Sağlıklı bir rehber olabilmek için, ebeveynler olarak bu virajları iyi bilmek gerekiyor, yani bilinçli olmak. Böylece hangi yaşta hangi davranışlar normal, neden normal bilincinde oluruz.

Ve sabırlı olmak. Bizler istiyoruz ki, var olan problemi hemencecik hallediverelim, sihirli bir değnek olsun küçük bir dokunuşla her şey yoluna girsin. Aceleciyiz. Size küçük bir sır; evet öyle bir değnek var, bizim sihirli değneğimiz SABRIMIZ!

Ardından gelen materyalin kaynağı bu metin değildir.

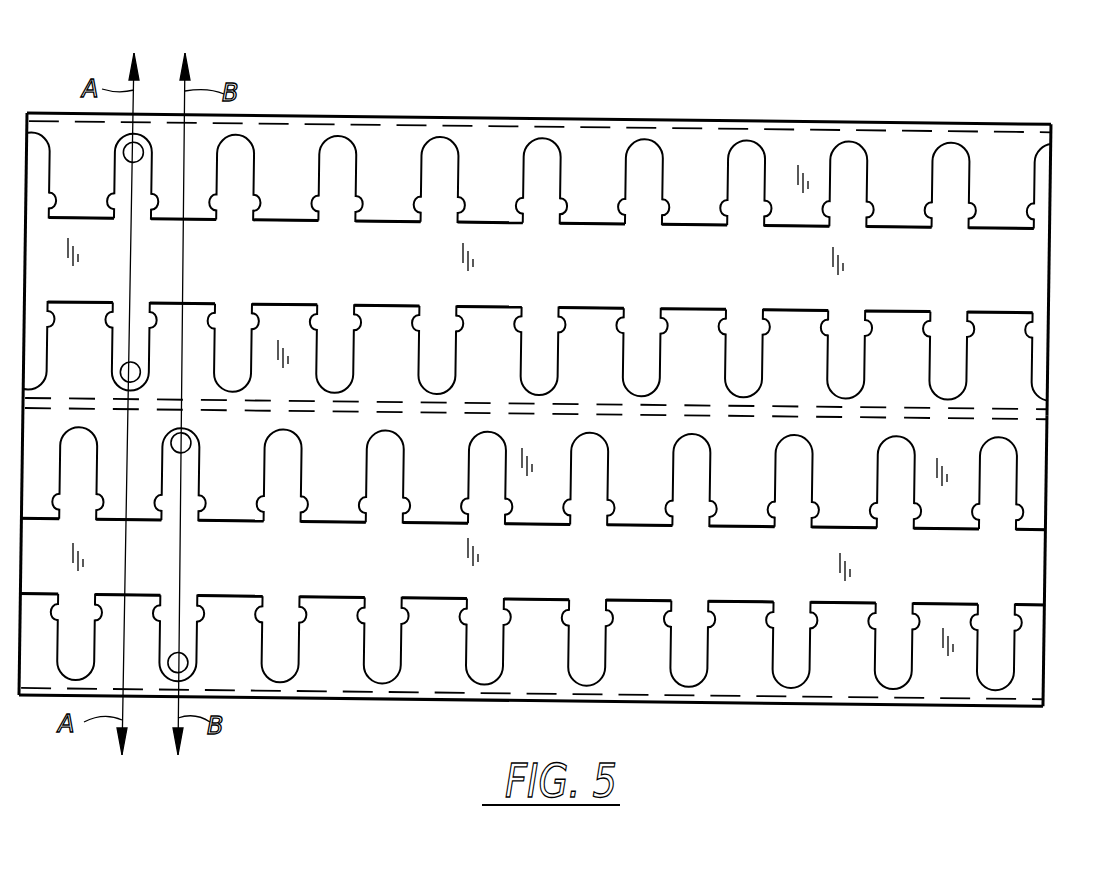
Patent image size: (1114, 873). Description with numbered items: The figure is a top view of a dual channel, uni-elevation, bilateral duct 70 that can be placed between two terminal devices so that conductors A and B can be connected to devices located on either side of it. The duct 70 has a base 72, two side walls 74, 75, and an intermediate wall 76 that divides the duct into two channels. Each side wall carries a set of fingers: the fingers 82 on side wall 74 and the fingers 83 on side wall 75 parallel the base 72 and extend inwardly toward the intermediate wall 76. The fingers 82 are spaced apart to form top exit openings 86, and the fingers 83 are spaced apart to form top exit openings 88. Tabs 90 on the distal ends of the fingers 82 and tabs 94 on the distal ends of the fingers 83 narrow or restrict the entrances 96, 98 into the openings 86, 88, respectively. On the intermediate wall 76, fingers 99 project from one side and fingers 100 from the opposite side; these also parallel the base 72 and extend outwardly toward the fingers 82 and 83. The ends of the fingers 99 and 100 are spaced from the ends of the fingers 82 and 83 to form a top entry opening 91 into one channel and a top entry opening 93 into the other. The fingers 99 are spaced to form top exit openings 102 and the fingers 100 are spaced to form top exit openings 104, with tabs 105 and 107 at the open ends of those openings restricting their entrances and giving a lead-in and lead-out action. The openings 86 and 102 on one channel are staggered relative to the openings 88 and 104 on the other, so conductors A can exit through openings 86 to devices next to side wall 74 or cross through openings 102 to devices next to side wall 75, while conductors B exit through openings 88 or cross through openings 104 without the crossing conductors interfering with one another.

Çocuğunuz büyüyor, kişiliği gelişiyor!
2-3 yaş dönemi çocuklarının genelinin yaşadığı bir dönem. Evet, normal. Lakin yaşanmaması da normal. Önce bu konuda anlaşalım. Ben “sendrom” olarak etiketlemekten kaçınıyorum, bunun yerine “büyüme sancıları” demeyi tercih ediyorum. Kullandığımız kelime kalıpları önemli.
Gelin şimdi bu “büyüme sancılarının” nedenini anlamaya çalışalım; yani bilinç kazanalım:

İki yaşına kadar çocuğunuzla aranızda bir ip var gibi düşünün. Onunla birbirinize bağlısınız ve birlikte hareket ediyorsunuz. Çocuklar, bu yaşa kadar kendilerini anne-babalarının bir uzantısı gibi algılarlar. Ancak iki yaşından sonra bu ip kopmaya başlar ve artık ayrı birer kişi olduklarını anlarlar. Bu durum beraberinde kaygı, ne yapacağını bilememe, kararsızlık duygularını getirir. Dünya ona çok büyük ve tehlikeli görünmektedir. Eğer o dünyanın anne-babasından oluşan küçük bir kısmını bile kontrol edebilirse; kendisini daha güvenli hissedeceğine inanmaktadır. “Anne gel”, “Anne git”, “Evet, yok hayır” lar, kararsızlıklar, ne istediğini bilememe, zaman zaman öfke nöbetleri, bazense kendine zarar vermeler…

Evet, ilk adım olan “bilinç kazanmak” aşamasını tamamladığımıza göre, şimdi de süreci nasıl yöneteceğiz konusuna gelelim;


Çocuklar, bu yaşlarda isteklerini, duygularını ifade edemedikleri için hırçınlaşırlar.
Duygularını tanımalarına yardımcı olarak, duyguları reddetmeyerek (“ Ne var şimdi bunda ağalanacak?!” demek yerine “Ne istediğine karar veremiyorsun”, “Şu an öfkelisin” vb.) başlamalıyız işe. Küçük- büyük her insan duygularının eleştirilmemesini ister!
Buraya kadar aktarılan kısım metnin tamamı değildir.